Currently, the United States Soccer Federation (USSF) consists of two main divisions: MLS, and Division II, which comprises both the North American Soccer League (NASL) and the United Soccer League (USL). The divide between this second division and the lower leagues, such as the PDL and NPSL, is so vast that the creation of a professional Division III would be a welcome sight for United States soccer fans, and could help with the development of homegrown players, giving them a logical stepping stone between playing on the collegiate level and playing in the top flight.

The four foundation pillars that NISA has laid out are as follows, according to a press release:

1) An affordable pro division national soccer league with regional based competition.

2) An independent league with team owners controlling their franchises.

3) A plan to limit the League to 24 teams and incorporate promotion and relegation once fully populated.

4) A strong league office that serves its teams with quality staff supplemented by expert consultants.

The big potential that comes with the NISA is the opportunity to introduce promotion and relegation into U.S. soccer; a staple of professional leagues across the world soccer stage. Promotion/relegation has always been a desire of U.S. soccer supporters, and would surely be met with praise and excitement.

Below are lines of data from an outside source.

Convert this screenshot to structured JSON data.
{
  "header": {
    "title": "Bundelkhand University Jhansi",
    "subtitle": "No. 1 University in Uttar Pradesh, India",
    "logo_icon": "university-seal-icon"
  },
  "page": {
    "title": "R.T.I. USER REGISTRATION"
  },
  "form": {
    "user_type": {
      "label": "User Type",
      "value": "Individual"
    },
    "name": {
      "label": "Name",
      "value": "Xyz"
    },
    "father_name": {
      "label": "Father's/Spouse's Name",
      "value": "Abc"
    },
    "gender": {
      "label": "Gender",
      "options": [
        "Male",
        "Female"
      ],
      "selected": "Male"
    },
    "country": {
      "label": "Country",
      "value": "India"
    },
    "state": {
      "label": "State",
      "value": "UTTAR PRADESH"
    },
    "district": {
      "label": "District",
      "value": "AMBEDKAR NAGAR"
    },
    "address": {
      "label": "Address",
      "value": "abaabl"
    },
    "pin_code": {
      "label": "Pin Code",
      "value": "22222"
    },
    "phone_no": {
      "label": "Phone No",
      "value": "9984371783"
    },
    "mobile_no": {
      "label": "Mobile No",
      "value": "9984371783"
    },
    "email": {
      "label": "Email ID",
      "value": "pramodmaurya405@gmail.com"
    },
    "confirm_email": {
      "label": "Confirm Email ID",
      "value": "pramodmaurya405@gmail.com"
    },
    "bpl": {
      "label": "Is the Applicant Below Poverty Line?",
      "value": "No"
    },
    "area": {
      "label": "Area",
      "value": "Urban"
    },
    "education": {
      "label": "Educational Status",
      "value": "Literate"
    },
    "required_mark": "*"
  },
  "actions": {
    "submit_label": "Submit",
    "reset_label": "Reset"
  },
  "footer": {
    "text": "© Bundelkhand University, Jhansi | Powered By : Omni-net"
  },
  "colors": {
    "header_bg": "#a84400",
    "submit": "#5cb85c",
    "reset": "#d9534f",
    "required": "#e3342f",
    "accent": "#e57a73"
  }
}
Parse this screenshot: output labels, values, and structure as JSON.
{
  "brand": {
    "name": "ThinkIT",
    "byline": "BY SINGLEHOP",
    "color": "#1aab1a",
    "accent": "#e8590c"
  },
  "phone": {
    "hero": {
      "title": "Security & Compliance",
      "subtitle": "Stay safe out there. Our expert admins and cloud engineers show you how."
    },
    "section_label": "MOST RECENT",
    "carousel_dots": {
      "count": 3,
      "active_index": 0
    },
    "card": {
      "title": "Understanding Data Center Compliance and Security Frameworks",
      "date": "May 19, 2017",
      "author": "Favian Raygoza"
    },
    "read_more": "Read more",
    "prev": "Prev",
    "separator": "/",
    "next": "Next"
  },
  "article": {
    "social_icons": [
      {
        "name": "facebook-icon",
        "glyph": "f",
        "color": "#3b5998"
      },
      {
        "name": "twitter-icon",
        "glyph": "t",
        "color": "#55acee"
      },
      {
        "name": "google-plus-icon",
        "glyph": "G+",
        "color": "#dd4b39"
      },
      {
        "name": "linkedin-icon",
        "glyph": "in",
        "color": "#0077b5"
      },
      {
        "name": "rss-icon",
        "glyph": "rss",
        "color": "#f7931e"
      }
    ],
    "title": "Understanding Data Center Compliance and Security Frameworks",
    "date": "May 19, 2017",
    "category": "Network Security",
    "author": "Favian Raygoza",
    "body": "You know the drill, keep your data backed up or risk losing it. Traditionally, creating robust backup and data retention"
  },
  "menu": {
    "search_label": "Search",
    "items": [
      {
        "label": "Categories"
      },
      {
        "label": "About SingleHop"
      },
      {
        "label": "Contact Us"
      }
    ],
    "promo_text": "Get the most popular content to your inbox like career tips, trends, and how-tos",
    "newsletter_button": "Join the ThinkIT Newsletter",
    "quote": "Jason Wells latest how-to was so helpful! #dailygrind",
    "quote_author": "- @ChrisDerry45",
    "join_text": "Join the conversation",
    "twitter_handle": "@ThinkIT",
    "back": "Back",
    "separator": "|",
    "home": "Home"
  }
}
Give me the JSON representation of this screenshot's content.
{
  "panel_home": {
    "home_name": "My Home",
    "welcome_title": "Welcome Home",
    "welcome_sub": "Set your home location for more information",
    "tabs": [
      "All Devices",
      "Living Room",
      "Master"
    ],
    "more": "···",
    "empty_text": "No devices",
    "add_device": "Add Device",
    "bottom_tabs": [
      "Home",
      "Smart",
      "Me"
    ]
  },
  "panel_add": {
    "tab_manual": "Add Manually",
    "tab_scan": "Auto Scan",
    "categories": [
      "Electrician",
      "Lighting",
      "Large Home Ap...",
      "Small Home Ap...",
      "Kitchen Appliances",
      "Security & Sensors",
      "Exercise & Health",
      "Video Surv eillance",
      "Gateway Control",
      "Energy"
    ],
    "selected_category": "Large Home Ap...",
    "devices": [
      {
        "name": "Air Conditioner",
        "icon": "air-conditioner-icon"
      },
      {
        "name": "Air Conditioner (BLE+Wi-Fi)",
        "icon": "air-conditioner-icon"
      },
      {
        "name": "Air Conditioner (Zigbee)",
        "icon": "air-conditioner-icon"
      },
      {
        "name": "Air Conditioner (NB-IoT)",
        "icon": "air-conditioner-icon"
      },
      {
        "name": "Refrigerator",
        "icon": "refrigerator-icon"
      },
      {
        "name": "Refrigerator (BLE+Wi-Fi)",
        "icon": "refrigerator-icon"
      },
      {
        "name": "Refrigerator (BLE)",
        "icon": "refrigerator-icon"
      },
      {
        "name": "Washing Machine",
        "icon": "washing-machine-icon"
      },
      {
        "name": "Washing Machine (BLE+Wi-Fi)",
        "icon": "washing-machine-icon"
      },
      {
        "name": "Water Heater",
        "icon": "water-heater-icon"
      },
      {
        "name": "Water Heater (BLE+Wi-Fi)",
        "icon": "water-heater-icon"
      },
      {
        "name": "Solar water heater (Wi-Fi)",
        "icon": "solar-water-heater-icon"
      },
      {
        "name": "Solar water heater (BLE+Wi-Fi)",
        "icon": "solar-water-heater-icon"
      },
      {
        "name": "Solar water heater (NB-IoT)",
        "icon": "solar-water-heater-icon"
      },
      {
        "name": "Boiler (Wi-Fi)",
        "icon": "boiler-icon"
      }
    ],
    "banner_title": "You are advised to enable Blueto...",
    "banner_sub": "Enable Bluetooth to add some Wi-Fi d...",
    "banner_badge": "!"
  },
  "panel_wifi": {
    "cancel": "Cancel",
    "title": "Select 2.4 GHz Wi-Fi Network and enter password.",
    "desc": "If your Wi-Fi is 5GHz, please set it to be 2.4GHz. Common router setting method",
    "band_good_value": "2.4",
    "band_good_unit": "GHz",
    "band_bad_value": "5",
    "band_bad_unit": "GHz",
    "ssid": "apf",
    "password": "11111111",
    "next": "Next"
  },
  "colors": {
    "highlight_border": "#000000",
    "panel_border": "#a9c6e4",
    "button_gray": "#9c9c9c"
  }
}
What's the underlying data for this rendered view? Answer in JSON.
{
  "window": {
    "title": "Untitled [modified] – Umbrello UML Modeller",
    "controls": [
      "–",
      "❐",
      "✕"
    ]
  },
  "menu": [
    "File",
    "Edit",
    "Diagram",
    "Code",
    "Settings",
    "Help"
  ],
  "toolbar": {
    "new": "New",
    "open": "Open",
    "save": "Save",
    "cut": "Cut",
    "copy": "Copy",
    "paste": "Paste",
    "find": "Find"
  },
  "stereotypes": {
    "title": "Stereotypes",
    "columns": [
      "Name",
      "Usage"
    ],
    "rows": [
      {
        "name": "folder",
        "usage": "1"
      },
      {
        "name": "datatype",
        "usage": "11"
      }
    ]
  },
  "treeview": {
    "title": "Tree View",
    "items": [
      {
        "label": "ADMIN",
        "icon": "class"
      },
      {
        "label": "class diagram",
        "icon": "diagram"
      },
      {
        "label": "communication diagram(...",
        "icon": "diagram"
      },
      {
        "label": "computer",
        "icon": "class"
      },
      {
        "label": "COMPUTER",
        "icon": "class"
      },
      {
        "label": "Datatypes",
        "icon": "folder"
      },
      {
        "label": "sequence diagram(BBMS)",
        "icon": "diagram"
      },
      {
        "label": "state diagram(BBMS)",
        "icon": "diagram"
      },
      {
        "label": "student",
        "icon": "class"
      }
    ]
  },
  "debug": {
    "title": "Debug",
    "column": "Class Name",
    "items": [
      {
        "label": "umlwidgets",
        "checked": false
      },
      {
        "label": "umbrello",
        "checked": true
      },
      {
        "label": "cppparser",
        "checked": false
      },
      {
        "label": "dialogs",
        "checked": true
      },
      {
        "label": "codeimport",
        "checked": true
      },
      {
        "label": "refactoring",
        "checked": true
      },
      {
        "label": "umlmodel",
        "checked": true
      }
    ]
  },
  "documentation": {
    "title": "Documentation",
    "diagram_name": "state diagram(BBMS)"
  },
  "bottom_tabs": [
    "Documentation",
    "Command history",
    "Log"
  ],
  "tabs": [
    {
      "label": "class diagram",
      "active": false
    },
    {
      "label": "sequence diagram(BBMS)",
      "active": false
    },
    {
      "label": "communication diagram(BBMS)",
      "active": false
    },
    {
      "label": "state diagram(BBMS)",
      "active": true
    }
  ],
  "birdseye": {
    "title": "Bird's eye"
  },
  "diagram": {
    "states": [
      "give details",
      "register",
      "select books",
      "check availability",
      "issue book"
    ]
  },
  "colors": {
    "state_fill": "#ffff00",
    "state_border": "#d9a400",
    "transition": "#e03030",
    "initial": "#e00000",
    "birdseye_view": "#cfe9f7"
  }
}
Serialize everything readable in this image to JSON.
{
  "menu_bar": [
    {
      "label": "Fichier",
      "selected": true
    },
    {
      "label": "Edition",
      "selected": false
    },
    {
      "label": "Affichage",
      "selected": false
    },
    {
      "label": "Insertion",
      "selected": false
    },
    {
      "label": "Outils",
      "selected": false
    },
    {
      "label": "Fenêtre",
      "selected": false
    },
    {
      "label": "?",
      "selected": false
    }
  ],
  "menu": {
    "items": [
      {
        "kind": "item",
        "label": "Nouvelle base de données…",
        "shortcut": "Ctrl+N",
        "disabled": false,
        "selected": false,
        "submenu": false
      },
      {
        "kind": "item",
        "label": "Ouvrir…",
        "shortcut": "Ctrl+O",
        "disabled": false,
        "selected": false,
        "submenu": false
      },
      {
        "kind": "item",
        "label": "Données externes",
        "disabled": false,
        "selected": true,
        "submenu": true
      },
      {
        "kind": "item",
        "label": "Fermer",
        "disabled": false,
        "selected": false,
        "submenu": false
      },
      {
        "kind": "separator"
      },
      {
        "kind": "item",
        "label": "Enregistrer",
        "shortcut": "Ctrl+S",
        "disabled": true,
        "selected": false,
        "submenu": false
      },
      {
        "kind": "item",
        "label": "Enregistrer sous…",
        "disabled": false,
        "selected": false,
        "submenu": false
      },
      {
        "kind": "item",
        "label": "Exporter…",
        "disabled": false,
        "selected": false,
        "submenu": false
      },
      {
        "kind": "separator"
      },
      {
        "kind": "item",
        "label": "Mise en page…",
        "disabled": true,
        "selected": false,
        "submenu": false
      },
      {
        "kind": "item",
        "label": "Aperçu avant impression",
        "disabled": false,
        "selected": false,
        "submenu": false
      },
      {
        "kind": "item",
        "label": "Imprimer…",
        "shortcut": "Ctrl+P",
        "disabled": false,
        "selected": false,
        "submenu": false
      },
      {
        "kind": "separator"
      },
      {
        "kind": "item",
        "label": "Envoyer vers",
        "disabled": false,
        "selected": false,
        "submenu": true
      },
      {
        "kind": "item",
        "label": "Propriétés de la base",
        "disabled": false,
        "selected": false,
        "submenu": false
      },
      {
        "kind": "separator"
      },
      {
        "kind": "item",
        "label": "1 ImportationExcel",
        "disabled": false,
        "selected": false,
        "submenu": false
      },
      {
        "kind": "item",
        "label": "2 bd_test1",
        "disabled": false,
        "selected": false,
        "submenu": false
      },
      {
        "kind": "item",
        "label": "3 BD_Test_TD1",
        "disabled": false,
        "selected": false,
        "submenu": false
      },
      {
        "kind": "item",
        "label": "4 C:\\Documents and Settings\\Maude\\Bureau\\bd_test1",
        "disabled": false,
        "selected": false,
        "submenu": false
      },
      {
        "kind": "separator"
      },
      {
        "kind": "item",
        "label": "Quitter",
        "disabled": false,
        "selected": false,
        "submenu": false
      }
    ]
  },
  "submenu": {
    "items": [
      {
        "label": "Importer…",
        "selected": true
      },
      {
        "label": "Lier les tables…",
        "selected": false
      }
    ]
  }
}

There remains some unanswered questions over Wilt’s involvement. After nearly four years spent getting Indy Eleven off the ground, Wilt left his post a year and a half ago to spearhead an effort to bring an NASL team to Chicago. While his work to establish the NISA doesn’t necessarily preclude his continued efforts with the Chicago NASL project, given the lack of recent updates it’s unclear whether the latter is still on the table or whether Wilt has moved on to focus on this nascent league.